I would think that the days that InBev Budweiser or Miller Coors would load up boxes of canned beer in a old boxcar, just to have yard thieves snag them in the middle of the night is over.
I blame the irresponsible, reckless class I’s. Many shippers still prefer the 50 foot box (multi-plate) as they refuse to pay the cost of transitioning to larger bay doors. I feel terrible for the short lines who know how to fill box cars and other loads. They are at the whims of the clueless Class I’s and associated numb-skull, activist owners.
Why don’t they just take all the excess containers around, cut doors in the sides and farm them out to companies that would load to destination on a schedule and they could put the containers in spine cars and problem solved. Most people who need a boxcar, outside of paper mills, grain mills and some other miscellaneous bulk products, hardly ever have a full load so combining loads for a discount to a certain break point to offset the slightly lower delivery times could be a way of using up all the stray containers covering the country side and back alleys around cities, as well as making these loads more enticing to the railroads to move…
The high volume boxcars are indeed more efficient, but only if the shipper has enough product going to a single destination to actually use them to advantage. Consider that containers often hold not much more than a more traditional sized boxcar and are very popular, simply because they can go their separate ways.
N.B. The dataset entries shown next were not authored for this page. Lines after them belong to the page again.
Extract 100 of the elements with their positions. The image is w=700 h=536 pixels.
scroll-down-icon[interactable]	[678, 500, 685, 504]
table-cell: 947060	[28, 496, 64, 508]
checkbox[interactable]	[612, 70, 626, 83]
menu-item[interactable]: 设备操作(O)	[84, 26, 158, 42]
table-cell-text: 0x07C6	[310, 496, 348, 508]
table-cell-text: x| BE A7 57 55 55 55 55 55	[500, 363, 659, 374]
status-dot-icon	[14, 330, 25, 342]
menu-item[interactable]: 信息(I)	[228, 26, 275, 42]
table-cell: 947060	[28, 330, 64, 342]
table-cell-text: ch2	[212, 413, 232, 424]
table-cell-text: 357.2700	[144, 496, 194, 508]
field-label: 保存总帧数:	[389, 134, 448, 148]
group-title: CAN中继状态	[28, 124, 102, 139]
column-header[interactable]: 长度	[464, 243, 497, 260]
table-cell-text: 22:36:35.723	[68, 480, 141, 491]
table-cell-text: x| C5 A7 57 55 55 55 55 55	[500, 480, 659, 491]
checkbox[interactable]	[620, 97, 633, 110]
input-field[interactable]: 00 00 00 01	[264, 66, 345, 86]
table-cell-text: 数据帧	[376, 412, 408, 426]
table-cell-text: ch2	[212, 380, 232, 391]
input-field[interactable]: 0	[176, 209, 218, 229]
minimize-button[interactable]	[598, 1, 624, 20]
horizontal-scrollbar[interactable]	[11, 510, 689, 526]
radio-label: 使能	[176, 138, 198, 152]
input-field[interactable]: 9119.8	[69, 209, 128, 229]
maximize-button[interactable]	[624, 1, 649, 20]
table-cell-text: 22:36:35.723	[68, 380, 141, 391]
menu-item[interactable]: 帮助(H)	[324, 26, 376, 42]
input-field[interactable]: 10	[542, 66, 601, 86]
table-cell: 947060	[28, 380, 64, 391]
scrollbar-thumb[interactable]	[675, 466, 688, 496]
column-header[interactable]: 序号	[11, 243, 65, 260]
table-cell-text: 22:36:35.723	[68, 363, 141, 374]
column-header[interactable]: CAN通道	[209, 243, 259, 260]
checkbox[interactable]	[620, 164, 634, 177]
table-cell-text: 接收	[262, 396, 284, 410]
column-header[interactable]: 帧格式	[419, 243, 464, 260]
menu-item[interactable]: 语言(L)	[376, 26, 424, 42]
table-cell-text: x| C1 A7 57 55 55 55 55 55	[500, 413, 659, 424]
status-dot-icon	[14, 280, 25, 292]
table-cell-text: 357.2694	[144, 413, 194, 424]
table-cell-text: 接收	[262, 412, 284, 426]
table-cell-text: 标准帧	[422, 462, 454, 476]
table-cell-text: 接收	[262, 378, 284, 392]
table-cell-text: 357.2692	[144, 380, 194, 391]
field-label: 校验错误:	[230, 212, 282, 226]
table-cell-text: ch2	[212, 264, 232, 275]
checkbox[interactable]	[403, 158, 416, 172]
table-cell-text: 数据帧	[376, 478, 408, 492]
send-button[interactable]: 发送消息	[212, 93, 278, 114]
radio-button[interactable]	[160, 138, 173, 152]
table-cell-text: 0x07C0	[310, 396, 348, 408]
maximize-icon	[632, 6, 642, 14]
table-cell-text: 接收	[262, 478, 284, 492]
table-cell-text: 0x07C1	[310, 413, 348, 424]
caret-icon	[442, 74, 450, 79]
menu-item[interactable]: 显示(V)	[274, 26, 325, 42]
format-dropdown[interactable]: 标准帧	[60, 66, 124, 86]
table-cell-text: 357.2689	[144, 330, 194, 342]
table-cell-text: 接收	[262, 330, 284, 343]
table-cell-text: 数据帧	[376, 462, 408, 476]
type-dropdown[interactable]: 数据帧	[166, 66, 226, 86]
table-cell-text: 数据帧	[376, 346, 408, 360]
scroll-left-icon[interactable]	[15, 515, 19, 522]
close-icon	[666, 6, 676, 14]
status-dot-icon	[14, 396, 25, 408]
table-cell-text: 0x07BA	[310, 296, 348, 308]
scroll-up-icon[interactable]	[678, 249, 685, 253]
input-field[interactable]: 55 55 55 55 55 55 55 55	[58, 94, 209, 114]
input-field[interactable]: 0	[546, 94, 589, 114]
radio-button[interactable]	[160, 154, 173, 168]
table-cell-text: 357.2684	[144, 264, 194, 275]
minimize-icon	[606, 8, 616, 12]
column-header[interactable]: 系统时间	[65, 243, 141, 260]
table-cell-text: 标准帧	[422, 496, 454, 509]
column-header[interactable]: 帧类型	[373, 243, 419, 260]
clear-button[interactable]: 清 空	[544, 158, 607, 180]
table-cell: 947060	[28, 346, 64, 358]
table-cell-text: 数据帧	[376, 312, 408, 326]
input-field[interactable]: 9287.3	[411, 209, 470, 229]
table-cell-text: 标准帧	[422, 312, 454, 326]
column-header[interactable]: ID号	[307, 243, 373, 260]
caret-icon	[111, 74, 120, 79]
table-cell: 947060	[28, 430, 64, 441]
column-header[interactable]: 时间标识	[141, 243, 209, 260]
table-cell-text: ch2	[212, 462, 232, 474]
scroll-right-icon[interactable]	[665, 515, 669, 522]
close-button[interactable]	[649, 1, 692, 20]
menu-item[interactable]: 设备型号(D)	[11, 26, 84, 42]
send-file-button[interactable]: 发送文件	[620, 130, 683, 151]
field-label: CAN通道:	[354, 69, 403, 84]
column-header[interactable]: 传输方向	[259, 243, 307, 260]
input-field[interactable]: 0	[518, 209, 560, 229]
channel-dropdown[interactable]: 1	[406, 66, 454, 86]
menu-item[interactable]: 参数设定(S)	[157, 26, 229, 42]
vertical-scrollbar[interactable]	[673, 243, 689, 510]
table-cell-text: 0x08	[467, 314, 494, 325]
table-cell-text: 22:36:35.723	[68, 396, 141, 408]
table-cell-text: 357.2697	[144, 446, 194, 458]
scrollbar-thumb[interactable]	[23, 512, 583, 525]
I feel a major reason boxcar loads are decreasing is that the big railroads are doing their best to discourage them. Handling that type of business requires a little more management effort and they have become lazy. Consider how many short lines have been able to increase business by simply trying, even if those efforts can get sabotaged as soon as the traffic reaches the Class 1 in interchange.
Well said. I agree.
The only reason boxcar loads are decreasing is because railroads don’t know how to handle traffic in boxcars, nor do they have the proper size to price metrics. It’s 2024, all new boxcars should be 63 – 67 foot high cubes, no exceptions. Cubic capacity should be at least twice that of a 53 OTR trailer, so you could ship two loads for one at…cost wise I’d say 1.5 times the price of one OTR move. The other problems is receivers and shippers are not being served directly by rail anymore so you have to involve transloading facilities, adding in extra costs. That’s just pore decision making though on the part of manufacturers, warehouses and retailers.